Because vaccine-derived poliovirus is spreading so fast, stopping it is the first priority in Pakistan and Afghanistan while simultaneously hammering away at the wild virus, says Hamid Jafari, director of the polio eradication programme in the WHO’s eastern Mediterranean region. Massive campaigns are under way. In Africa, which has been plagued by slow, poor-quality campaigns that failed to reach enough children, the GPEI is now deploying rapid-response teams to act as soon as a vaccine-derived poliovirus is detected.
The GPEI must also deal with the problems that derailed the eradication effort before COVID-19. In Pakistan and Afghanistan, those include rumours about vaccine safety, vaccine refusals, the killing of polio workers, apathy and, in Afghanistan, a Taliban bar on polio vaccinations that has left some 3.3 million children out of reach.
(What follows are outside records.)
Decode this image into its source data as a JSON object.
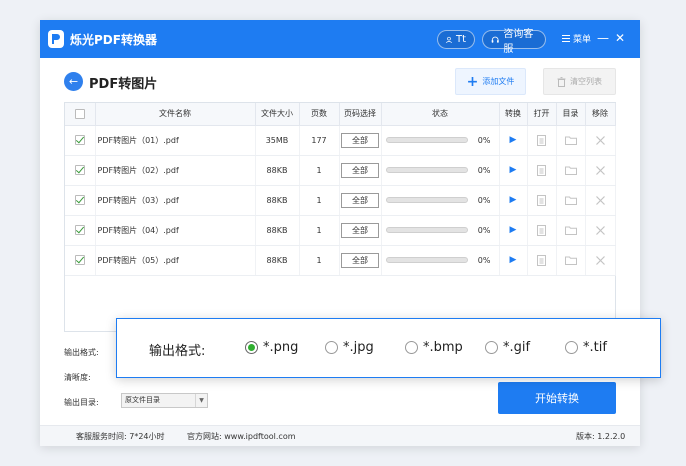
{
  "app": {
    "title": "烁光PDF转换器",
    "user_label": "Tt",
    "service_label": "咨询客服",
    "menu_label": "菜单",
    "minimize_glyph": "—",
    "close_glyph": "✕"
  },
  "page": {
    "title": "PDF转图片",
    "add_file_label": "添加文件",
    "clear_list_label": "清空列表"
  },
  "table": {
    "headers": [
      "",
      "文件名称",
      "文件大小",
      "页数",
      "页码选择",
      "状态",
      "转换",
      "打开",
      "目录",
      "移除"
    ],
    "rows": [
      {
        "checked": true,
        "name": "PDF转图片（01）.pdf",
        "size": "35MB",
        "pages": "177",
        "page_select": "全部",
        "progress": 0,
        "progress_text": "0%"
      },
      {
        "checked": true,
        "name": "PDF转图片（02）.pdf",
        "size": "88KB",
        "pages": "1",
        "page_select": "全部",
        "progress": 0,
        "progress_text": "0%"
      },
      {
        "checked": true,
        "name": "PDF转图片（03）.pdf",
        "size": "88KB",
        "pages": "1",
        "page_select": "全部",
        "progress": 0,
        "progress_text": "0%"
      },
      {
        "checked": true,
        "name": "PDF转图片（04）.pdf",
        "size": "88KB",
        "pages": "1",
        "page_select": "全部",
        "progress": 0,
        "progress_text": "0%"
      },
      {
        "checked": true,
        "name": "PDF转图片（05）.pdf",
        "size": "88KB",
        "pages": "1",
        "page_select": "全部",
        "progress": 0,
        "progress_text": "0%"
      }
    ]
  },
  "settings": {
    "format_label": "输出格式:",
    "clarity_label": "清晰度:",
    "output_dir_label": "输出目录:",
    "output_dir_value": "原文件目录",
    "start_label": "开始转换"
  },
  "format_popup": {
    "label": "输出格式:",
    "options": [
      "*.png",
      "*.jpg",
      "*.bmp",
      "*.gif",
      "*.tif"
    ],
    "selected_index": 0
  },
  "footer": {
    "service_hours": "客服服务时间: 7*24小时",
    "website": "官方网站: www.ipdftool.com",
    "version": "版本: 1.2.2.0"
  },
  "colors": {
    "primary": "#1e7cf2",
    "radio_selected": "#2fae2f",
    "checkbox_check": "#3a9a3a"
  }
}
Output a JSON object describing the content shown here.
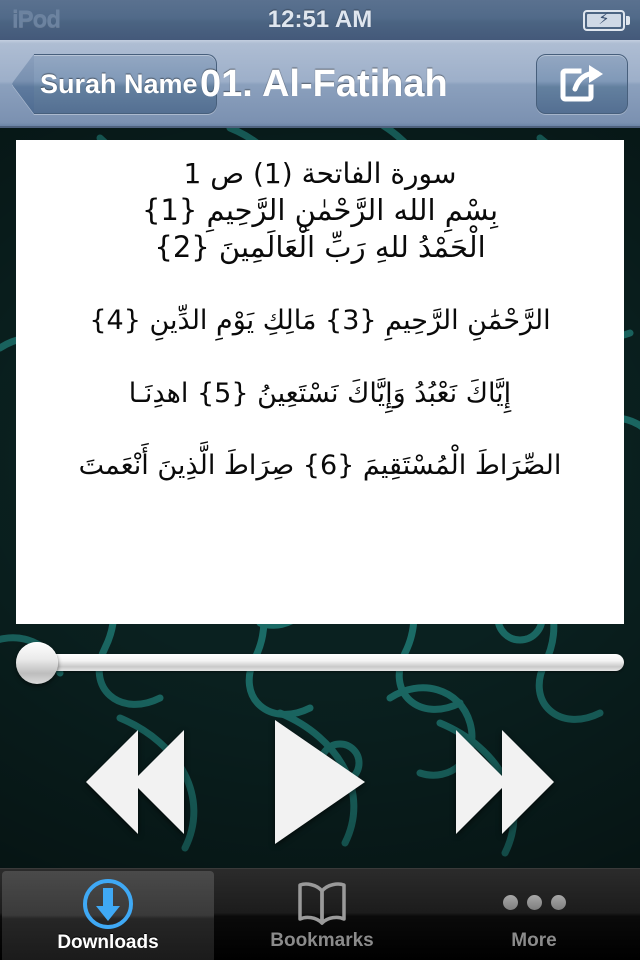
{
  "status_bar": {
    "carrier": "iPod",
    "time": "12:51 AM",
    "battery_icon": "battery-charging-icon",
    "battery_bolt": "⚡"
  },
  "nav_bar": {
    "back_label": "Surah Name",
    "title": "01. Al-Fatihah",
    "share_icon": "share-icon"
  },
  "content": {
    "lines": [
      {
        "id": "header",
        "text": "سورة الفاتحة (1) ص 1"
      },
      {
        "id": "ayah-1",
        "text": "بِسْمِ الله الرَّحْمٰنِ الرَّحِيمِ {1}"
      },
      {
        "id": "ayah-2",
        "text": "الْحَمْدُ للهِ رَبِّ الْعَالَمِينَ {2}"
      },
      {
        "id": "ayah-3-4",
        "text": "الرَّحْمَٰنِ الرَّحِيمِ {3} مَالِكِ يَوْمِ الدِّينِ {4}"
      },
      {
        "id": "ayah-5",
        "text": "إِيَّاكَ نَعْبُدُ وَإِيَّاكَ نَسْتَعِينُ {5} اهدِنَـا"
      },
      {
        "id": "ayah-6-7",
        "text": "الصِّرَاطَ الْمُسْتَقِيمَ {6} صِرَاطَ الَّذِينَ أَنْعَمتَ"
      }
    ]
  },
  "player": {
    "progress_percent": 0,
    "slider_name": "playback-position-slider",
    "previous_label": "Previous",
    "play_label": "Play",
    "next_label": "Next"
  },
  "tab_bar": {
    "tabs": [
      {
        "label": "Downloads",
        "icon": "download-circle-icon",
        "active": true
      },
      {
        "label": "Bookmarks",
        "icon": "open-book-icon",
        "active": false
      },
      {
        "label": "More",
        "icon": "three-dots-icon",
        "active": false
      }
    ]
  },
  "colors": {
    "nav_blue": "#8ba0bd",
    "background_teal": "#0a2120",
    "pattern_teal": "#1c6f69",
    "accent_blue": "#3fa9f5",
    "panel_white": "#ffffff",
    "tab_active_text": "#ffffff",
    "tab_inactive_text": "#8b8b8b"
  }
}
In Africa, the situation has been complicated by unfounded rumours that polio vaccinators are using African children as guinea pigs to test COVID-19 vaccines.
Still, both Jafari and Mkanda say campaigns have led to a drop in cases in the past few months; now the key is to prevent a resurgence in the upcoming peak season for polio transmission. “The complexity of COVID has not gone away, but we are in a very different situation than in July,” Jafari says. Still, many veterans of the polio eradication effort have abandoned their rosy predictions that polio will be defeated next year, which has been a constant refrain. Maybe in two or three years, says O’Leary.
For now, many countries remain laser-focused on COVID-19, with old problems such as measles, polio and TB taking the back seat. Other nations, such as Ethiopia and India, are already laying the groundwork for the long road back. Scientists and advocates talk optimistically about ‘building back better’, because deaths and illness from these old foes were too high before COVID-19. But with the course of the pandemic uncertain and the COVID-19 vaccine roll-out only just beginning, no one is talking about when that might happen.